詩雲并未驚慌,她記得“越是這種時候便越要冷靜”。
感受着四周越來越靜的荒野,她将幻彩珠握在了手中,抱着一試的心态。因爲她并不知道月光夜叉是什麽樣子,隻能寄希望于這顆幻彩珠。變成幻鱗是不可能的,因爲那樣隻會引來更多的妖獸(靈智,是妖獸一種本能的向往)。對于王獸它們會匍匐,可是對于未達王獸境界的“智者的誘惑”它們會拼盡全力。
如果不行,她就會嘗試越階變成那頭嘯山虎的模樣,雖然這樣她不知道自己能夠維持多久,可是能夠拖住一時便是一時。
寂靜的曠野,沒有一聲蟲鳴的夜晚,在那一頭頭接近的妖獸的驚懼目光中,一對月光之翼緩緩展開,柔美的月羽下,那個恐怖的身影抓着兩個獵物離開了這裏。
不知是否孫姑娘在天有靈,幻彩珠融合得很順利。而且這顆幻彩珠中有一些孫姑娘極其看重的記憶,而在這記憶中有一種令她惺惺相惜的上古兇獸——月光夜叉。
借助着幻彩珠的力量,化作月光夜叉的詩雲帶着半死不活的葉缺和蒙武來到了這個山洞前。巧的是這裏竟然是一群飛天夜叉的洞穴,看着月光下的王者,它們毫不猶豫地讓出了洞穴。

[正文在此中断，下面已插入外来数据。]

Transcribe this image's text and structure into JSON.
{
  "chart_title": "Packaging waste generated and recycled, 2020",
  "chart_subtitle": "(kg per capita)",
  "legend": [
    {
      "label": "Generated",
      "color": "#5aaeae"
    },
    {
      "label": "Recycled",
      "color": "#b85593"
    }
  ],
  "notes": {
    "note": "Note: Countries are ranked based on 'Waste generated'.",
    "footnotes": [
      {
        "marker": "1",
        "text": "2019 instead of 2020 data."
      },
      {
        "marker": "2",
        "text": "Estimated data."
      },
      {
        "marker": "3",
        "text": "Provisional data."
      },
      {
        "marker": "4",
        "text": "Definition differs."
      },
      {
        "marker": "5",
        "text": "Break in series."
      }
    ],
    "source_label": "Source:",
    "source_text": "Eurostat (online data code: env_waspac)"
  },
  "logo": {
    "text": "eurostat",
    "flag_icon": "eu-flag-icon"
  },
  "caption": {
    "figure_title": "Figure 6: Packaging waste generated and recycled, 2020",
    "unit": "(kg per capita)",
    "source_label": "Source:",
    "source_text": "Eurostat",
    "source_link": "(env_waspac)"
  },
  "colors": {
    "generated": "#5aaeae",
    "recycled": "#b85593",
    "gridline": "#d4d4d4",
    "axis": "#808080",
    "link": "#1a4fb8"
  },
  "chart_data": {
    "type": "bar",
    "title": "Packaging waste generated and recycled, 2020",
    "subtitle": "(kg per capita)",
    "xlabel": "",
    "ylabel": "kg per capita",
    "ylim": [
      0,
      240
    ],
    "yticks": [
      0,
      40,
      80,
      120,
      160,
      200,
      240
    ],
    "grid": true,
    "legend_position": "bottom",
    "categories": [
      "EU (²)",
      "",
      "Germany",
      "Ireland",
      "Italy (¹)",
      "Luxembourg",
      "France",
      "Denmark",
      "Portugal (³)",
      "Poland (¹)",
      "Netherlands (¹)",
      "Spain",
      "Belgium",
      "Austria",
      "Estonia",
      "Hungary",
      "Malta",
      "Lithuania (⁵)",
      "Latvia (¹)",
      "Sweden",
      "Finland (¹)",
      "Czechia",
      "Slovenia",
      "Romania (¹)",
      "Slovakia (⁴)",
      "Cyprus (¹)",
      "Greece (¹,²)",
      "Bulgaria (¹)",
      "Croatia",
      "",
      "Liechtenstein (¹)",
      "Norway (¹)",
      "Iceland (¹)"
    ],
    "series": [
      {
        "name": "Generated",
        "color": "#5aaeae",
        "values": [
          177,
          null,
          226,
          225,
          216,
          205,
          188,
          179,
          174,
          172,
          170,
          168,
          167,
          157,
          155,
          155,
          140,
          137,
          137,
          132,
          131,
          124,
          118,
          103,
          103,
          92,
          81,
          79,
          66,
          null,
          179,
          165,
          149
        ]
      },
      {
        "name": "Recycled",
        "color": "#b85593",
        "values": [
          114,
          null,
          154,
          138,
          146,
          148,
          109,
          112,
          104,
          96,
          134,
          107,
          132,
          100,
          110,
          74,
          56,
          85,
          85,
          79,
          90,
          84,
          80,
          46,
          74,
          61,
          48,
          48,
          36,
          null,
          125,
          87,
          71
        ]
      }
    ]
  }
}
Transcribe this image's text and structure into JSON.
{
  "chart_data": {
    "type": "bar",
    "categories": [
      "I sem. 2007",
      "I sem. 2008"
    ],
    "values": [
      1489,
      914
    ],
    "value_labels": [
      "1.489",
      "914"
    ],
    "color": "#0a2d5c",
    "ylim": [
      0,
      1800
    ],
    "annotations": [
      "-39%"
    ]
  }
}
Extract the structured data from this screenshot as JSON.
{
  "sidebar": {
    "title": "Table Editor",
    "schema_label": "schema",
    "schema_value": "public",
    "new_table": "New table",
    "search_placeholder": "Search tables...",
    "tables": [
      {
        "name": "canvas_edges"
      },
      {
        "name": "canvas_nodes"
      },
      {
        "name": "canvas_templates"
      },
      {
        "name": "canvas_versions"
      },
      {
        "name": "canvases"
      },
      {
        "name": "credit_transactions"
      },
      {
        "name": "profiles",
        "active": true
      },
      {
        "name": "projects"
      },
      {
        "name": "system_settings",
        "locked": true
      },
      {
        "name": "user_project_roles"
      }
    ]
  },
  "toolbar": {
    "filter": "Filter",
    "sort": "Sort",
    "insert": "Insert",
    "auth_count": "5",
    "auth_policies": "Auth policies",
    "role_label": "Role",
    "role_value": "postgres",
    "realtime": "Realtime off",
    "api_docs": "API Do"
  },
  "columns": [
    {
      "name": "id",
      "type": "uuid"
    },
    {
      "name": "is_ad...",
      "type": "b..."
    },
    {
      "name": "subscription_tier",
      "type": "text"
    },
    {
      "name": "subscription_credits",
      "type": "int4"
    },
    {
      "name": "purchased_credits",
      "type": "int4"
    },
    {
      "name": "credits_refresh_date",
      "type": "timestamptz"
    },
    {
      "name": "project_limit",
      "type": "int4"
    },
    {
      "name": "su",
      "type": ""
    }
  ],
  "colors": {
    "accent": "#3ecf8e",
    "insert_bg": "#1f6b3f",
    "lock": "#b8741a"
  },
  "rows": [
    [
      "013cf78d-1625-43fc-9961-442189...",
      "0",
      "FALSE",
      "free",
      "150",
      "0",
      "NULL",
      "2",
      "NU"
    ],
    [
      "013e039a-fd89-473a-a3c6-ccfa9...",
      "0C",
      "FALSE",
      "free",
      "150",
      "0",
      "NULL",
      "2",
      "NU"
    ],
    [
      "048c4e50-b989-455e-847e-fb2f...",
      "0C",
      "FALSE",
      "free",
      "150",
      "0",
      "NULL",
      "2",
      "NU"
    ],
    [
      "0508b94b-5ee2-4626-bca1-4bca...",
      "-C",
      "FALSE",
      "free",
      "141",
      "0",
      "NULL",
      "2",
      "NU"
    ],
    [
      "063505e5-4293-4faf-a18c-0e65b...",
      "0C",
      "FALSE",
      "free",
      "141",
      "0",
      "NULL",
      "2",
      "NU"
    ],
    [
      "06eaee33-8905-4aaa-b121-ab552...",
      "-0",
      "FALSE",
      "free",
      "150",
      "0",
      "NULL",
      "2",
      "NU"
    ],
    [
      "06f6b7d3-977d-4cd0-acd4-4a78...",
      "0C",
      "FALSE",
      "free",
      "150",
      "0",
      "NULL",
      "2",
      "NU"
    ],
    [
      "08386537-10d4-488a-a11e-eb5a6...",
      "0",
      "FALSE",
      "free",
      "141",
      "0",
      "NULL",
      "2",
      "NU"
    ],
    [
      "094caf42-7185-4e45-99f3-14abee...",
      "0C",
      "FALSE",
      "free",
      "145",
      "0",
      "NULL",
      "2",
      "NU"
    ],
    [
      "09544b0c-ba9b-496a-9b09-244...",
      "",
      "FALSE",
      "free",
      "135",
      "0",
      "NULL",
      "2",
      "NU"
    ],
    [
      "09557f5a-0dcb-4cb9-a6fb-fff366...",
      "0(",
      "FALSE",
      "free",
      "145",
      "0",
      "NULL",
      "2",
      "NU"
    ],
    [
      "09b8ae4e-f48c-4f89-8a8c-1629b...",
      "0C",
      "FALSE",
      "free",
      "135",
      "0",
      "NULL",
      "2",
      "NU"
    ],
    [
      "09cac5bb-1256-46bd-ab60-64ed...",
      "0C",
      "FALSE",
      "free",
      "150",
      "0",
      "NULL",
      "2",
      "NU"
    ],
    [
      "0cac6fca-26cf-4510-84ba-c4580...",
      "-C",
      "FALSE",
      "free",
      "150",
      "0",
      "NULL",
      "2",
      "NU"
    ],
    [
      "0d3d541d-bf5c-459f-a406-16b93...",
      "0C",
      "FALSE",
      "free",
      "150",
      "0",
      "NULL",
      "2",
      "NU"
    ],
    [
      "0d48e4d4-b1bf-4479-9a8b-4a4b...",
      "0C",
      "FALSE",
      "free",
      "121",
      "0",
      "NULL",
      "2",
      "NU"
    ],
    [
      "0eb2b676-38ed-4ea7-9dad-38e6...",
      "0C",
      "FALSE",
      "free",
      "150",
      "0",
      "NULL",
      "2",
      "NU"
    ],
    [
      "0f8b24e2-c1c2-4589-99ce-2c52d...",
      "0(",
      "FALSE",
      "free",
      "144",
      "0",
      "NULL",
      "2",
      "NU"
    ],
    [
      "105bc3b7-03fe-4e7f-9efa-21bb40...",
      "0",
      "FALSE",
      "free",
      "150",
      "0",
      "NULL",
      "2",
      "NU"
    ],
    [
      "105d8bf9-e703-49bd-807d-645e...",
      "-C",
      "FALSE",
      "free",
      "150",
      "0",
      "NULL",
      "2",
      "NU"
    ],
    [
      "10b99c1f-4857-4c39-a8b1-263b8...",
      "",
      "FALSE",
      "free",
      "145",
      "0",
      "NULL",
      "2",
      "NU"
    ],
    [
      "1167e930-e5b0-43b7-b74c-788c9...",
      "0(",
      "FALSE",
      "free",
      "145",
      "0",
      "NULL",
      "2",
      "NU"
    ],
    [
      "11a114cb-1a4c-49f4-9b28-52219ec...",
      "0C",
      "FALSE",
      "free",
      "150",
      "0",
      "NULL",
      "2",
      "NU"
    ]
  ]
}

葉缺在詩雲的悉心照料下幾rì後醒了過來,他醒來後又過了一天,那頭黃金吼凱旋。
“吼!”黃金吼一回來便發現了這裏的異樣,因爲曾經的飛天夜叉的洞穴口滿是它們的屍體。
“吼!”
洞口,月光羽翼出現,隻是發出吼聲的不是詩雲,而是羽翼後面的葉缺。也許是黃金吼看上了月光夜叉,因爲葉缺覺得它這一次實在是太好說話了。很快,雙方之間就達成了協議。改造一番後這裏就成爲了月光夜叉的洞府,而作爲條件就是黃金吼離去的時候它負責幫忙看守它的洞府就行了。畢竟月光夜叉的實力擺在那裏,就算沒有月關也是上古兇獸中的佼佼者,隻是這頭黃金吼怎麽也想不到這對美輪美奂的羽翼不是真實存在的翅膀。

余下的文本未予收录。